“O verdadeiro poder de um homem não está no que ele conquista… mas em quem ele escolhe não perder.”
Quando Damian percebeu que Elena havia desaparecido do salão, o som da música, das conversas e dos aplausos perdeu completamente o sentido, porque naquele instante ele compreendeu algo que nenhum prêmio ou homenagem poderia compensar: se a perdesse, todo o resto deixaria de importar.
A chuva caía com força sobre a cidade quando o carro de Alessandro parou diante do prédio. Damian não esperou que ele estacionasse direito. No instante em que o veículo parou completamente, ele já estava saindo, batendo a porta atrás dele enquanto a água da chuva caía pesada sobre seus ombros, encharcando o paletó escuro em poucos segundos.
Mas ele não se importava.
Não com a chuva, nem com o frio ou com o fato de que, minutos antes, ainda havia um salão inteiro cheio de empresários esperando que ele voltasse para continuar sendo homenageado.
Nada disso importava. Tudo o que importava era Elena.
Ele atravessou a pequena área diante do prédio quase correndo, o som dos seus passos apressados ecoaram sobre o piso molhado enquanto a água escorria pelo rosto e pelo cabelo, se misturando com a respiração pesada que saía do peito dele.
Porque havia algo dentro dele que não permitia mais esperar.
Ele precisava vê-la, encontrá-la, dizer algo que talvez nunca tivesse dito para ninguém antes.
Damian empurrou a porta do prédio e entrou no saguão ainda encharcado, ignorando completamente o olhar surpreso do porteiro enquanto atravessava o espaço em direção ao elevador com passos rápidos e determinados.
O coração batia forte dentro do peito. Mais forte do que ele estava acostumado a sentir.
Quando as portas metálicas do elevador finalmente se abriram diante dele, Damian entrou imediatamente e apertou o botão do andar sem sequer olhar para trás.
Os segundos dentro da cabine pareceram longos demais. Cada andar subindo parecia uma eternidade.

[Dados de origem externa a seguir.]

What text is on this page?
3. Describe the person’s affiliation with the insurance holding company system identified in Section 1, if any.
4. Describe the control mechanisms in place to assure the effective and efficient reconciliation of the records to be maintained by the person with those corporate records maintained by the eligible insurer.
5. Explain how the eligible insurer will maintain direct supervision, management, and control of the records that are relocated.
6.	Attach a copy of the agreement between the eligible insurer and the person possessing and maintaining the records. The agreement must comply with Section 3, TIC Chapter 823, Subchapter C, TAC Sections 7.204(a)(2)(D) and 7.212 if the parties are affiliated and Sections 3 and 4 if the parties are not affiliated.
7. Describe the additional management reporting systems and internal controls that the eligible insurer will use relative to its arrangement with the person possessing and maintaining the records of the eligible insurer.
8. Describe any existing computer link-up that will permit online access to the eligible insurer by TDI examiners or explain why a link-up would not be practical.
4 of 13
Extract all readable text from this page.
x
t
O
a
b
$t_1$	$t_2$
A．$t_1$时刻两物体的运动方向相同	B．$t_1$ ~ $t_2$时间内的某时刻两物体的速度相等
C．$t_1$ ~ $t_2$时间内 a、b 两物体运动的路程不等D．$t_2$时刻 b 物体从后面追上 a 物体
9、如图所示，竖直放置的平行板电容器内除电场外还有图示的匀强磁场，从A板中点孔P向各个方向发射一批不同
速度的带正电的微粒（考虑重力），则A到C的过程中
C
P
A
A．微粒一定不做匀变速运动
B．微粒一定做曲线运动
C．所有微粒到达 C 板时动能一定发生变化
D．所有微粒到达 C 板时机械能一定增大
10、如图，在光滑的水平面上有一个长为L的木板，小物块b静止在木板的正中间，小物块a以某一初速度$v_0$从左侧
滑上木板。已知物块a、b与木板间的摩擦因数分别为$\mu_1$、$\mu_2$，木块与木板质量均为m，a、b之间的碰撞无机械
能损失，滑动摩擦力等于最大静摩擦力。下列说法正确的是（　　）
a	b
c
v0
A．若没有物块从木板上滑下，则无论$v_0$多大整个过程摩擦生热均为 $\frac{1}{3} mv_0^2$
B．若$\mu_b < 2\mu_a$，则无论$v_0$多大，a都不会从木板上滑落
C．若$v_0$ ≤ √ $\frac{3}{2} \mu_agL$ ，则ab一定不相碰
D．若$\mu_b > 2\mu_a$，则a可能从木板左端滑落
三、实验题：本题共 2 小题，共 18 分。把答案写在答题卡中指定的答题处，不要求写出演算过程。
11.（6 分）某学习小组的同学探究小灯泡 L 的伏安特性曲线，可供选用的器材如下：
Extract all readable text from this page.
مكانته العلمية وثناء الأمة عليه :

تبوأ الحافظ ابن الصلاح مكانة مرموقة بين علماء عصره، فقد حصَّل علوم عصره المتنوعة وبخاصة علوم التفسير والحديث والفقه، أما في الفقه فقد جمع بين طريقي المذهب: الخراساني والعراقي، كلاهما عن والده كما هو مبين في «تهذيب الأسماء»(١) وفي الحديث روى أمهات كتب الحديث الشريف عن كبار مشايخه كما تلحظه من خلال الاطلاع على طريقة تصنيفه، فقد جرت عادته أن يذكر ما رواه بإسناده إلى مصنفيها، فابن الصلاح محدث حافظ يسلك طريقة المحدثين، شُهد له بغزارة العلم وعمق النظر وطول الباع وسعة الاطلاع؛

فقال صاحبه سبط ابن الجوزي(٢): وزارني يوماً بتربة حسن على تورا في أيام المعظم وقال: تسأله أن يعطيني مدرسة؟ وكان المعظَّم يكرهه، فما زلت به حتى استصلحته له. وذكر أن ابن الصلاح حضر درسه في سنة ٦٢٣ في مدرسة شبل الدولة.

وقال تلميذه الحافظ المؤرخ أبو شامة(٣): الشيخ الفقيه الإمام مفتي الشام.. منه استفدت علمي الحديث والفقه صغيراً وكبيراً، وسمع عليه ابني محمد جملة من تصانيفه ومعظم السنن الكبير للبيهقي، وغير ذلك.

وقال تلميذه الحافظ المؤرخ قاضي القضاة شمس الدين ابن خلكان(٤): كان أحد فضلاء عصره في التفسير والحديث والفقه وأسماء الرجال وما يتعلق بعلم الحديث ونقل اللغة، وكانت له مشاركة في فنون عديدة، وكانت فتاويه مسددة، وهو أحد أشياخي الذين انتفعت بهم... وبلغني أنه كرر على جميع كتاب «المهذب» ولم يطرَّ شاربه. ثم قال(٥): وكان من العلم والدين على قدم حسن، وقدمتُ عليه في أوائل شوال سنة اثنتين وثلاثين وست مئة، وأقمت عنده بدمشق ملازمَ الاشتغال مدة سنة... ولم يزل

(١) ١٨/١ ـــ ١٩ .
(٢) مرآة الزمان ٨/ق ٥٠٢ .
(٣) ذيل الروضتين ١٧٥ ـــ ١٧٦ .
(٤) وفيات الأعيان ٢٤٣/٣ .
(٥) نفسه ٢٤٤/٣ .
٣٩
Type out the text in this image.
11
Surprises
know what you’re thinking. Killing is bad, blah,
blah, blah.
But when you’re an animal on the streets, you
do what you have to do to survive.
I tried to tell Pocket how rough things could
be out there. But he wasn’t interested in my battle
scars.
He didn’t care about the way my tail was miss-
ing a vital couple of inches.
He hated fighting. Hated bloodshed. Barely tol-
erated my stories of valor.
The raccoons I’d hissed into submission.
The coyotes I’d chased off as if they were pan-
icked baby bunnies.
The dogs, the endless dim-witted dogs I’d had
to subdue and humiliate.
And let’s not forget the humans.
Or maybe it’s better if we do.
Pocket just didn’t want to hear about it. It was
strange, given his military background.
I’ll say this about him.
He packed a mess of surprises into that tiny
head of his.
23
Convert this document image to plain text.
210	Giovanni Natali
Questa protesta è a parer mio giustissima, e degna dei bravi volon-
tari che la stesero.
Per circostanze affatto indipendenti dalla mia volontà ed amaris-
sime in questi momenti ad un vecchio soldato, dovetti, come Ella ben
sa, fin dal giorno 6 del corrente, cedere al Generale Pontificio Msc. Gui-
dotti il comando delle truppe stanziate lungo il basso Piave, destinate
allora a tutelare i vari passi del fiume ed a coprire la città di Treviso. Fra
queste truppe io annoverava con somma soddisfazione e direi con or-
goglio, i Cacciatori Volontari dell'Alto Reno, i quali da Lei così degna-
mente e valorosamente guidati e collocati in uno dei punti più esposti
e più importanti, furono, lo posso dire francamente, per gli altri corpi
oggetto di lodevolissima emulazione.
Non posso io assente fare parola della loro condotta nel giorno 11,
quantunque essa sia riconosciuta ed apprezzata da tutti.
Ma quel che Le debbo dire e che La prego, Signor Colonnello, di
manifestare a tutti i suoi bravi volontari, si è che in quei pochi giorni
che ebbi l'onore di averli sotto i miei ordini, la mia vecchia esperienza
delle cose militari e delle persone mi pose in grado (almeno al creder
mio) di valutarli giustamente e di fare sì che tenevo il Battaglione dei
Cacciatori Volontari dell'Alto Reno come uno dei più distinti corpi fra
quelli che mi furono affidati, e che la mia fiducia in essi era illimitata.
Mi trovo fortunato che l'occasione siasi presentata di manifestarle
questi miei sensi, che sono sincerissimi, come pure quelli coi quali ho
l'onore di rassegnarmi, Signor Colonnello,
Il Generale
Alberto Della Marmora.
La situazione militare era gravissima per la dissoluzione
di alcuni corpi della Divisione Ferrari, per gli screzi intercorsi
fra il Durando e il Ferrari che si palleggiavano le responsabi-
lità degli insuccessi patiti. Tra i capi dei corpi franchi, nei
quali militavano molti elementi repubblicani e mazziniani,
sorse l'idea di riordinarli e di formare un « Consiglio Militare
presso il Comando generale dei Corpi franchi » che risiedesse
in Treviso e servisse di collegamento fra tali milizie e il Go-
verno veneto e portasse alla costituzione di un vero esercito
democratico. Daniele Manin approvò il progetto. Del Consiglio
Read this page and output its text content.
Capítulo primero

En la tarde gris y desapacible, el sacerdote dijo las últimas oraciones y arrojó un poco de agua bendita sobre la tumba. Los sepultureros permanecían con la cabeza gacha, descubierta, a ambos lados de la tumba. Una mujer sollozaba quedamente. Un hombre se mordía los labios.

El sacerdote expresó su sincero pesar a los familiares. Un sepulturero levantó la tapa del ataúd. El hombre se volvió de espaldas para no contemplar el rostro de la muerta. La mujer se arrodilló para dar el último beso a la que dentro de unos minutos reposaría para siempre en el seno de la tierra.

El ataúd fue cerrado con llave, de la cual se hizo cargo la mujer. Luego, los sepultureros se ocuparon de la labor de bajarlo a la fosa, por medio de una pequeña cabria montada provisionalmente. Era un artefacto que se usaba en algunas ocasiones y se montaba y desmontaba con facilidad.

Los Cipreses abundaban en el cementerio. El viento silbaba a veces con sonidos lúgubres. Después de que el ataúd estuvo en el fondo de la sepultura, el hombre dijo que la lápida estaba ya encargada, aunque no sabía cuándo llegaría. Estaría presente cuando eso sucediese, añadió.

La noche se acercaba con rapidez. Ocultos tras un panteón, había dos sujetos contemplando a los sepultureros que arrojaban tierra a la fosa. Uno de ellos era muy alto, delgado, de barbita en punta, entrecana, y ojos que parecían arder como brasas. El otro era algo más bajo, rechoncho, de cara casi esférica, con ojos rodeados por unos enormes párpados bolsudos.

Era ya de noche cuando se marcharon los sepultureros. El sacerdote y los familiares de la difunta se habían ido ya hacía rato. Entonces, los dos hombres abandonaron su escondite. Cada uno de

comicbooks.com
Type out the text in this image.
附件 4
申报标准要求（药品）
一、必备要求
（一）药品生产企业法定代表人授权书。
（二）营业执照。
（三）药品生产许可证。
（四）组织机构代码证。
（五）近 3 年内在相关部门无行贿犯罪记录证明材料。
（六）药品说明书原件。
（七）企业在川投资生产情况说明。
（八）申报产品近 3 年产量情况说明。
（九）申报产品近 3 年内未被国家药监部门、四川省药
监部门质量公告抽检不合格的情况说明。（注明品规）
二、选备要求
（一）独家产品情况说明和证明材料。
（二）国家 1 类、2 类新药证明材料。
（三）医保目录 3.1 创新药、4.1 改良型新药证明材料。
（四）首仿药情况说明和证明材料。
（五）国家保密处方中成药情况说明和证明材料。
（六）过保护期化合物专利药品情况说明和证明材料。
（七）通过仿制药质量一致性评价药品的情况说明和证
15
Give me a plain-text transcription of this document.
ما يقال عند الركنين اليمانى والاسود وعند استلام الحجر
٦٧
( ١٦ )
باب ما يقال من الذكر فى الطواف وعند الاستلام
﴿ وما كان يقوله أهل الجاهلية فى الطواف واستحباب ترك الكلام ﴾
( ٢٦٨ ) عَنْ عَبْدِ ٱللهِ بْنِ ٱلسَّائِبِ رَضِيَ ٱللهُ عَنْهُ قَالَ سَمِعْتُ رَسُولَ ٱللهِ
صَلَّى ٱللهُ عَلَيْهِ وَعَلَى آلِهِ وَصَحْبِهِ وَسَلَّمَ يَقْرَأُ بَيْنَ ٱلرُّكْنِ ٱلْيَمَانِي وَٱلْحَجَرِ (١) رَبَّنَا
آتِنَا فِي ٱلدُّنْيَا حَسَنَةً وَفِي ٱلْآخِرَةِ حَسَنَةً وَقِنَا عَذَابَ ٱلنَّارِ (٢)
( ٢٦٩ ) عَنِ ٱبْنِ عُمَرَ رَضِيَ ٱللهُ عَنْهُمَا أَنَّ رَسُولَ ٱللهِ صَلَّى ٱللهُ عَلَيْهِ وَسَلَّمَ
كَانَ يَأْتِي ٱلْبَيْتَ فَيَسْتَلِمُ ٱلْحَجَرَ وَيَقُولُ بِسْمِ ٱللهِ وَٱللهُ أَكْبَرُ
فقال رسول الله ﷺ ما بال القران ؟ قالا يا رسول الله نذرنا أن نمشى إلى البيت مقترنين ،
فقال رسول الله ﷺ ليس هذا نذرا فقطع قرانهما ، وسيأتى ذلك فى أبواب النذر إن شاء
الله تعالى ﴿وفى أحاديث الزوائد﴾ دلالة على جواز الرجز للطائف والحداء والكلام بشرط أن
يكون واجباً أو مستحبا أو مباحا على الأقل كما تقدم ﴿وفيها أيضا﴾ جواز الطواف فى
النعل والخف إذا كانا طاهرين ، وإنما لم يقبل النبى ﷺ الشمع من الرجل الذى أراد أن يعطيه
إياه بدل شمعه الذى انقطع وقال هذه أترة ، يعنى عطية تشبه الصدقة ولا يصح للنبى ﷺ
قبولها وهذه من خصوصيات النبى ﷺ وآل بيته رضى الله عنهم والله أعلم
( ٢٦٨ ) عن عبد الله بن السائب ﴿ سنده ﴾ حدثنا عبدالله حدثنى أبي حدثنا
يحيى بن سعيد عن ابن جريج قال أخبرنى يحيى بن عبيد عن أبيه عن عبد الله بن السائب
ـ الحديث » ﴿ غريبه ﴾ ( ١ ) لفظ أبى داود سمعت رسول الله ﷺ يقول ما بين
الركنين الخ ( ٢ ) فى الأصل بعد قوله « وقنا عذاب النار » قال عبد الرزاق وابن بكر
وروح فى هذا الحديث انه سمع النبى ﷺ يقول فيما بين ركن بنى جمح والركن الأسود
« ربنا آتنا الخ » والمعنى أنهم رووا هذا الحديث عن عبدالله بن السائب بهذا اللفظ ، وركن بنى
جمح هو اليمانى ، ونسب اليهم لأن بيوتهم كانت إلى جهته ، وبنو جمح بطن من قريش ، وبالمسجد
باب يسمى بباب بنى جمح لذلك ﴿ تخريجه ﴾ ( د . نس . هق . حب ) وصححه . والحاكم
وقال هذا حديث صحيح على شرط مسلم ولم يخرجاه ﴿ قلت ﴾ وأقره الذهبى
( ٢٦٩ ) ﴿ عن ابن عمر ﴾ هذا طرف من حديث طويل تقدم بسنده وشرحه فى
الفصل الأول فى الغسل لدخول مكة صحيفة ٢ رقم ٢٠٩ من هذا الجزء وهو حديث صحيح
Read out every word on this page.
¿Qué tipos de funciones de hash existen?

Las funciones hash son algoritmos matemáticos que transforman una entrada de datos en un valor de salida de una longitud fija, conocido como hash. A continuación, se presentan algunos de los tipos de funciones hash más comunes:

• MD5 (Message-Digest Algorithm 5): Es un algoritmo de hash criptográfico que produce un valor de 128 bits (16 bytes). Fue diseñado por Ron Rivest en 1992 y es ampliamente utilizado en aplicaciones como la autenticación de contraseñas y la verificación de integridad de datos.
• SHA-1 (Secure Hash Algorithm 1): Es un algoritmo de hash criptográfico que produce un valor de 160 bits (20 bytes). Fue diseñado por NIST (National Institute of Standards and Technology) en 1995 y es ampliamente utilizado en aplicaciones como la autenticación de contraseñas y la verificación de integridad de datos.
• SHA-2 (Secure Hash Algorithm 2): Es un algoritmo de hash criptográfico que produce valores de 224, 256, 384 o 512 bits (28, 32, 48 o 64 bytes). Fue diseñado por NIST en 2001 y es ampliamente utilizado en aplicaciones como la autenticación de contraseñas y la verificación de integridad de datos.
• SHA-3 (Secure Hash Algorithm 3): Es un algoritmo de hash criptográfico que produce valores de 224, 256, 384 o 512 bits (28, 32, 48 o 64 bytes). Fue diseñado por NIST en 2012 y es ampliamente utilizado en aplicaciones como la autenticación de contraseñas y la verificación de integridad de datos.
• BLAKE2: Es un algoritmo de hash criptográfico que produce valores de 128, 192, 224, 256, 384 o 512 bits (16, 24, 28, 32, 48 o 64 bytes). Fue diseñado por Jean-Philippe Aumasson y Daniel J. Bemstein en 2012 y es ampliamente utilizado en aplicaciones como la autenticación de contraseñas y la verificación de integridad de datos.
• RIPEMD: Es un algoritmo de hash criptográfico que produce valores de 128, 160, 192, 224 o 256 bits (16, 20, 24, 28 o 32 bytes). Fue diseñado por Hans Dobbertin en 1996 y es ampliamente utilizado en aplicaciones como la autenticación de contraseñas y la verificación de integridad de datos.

E, pela primeira vez em muito tempo, Damian percebeu que estava nervoso.
Com algo infinitamente mais importante.
Quando as portas finalmente se abriram, ele saiu imediatamente e caminhou pelo corredor até parar diante da porta do apartamento e sem hesitar, tocou a campainha.
O silêncio do corredor parecia pesado demais.
Damian respirou fundo, apoiando uma das mãos na porta enquanto encostava a testa contra a madeira fria.
Por um segundo inteiro, ele apenas fechou os olhos. E então sussurrou, com a voz mais baixa do que alguém que comandava impérios costumava usar:
— Abre, princesa… por favor.
Por alguns segundos nada aconteceu. Até que o som suave do clique da fechadura eletrônica ecoou do outro lado fazendo a porta se abrir lentamente e Elena aparecer diante dele vestindo um roupão claro, com os cabelos ainda úmidos e os olhos marejados de lágrimas que ela claramente havia tentado esconder.
Damian não disse nada, simplesmente entrou e antes que qualquer palavra pudesse surgir entre os dois, as mãos dele envolveram o rosto dela com urgência e seus lábios encontraram os dela num beijo intenso, profundo. Um beijo que carregava tudo o que ele não tinha conseguido dizer ainda.
Medo.
Alívio.
Amor.
Quando finalmente se afastaram, as testas ainda encostadas e a respiração dos dois se misturando no pequeno espaço entre eles, Damian manteve os olhos fechados por um instante. Como se ainda estivesse tentando recuperar o controle de algo que havia se desorganizado dentro dele.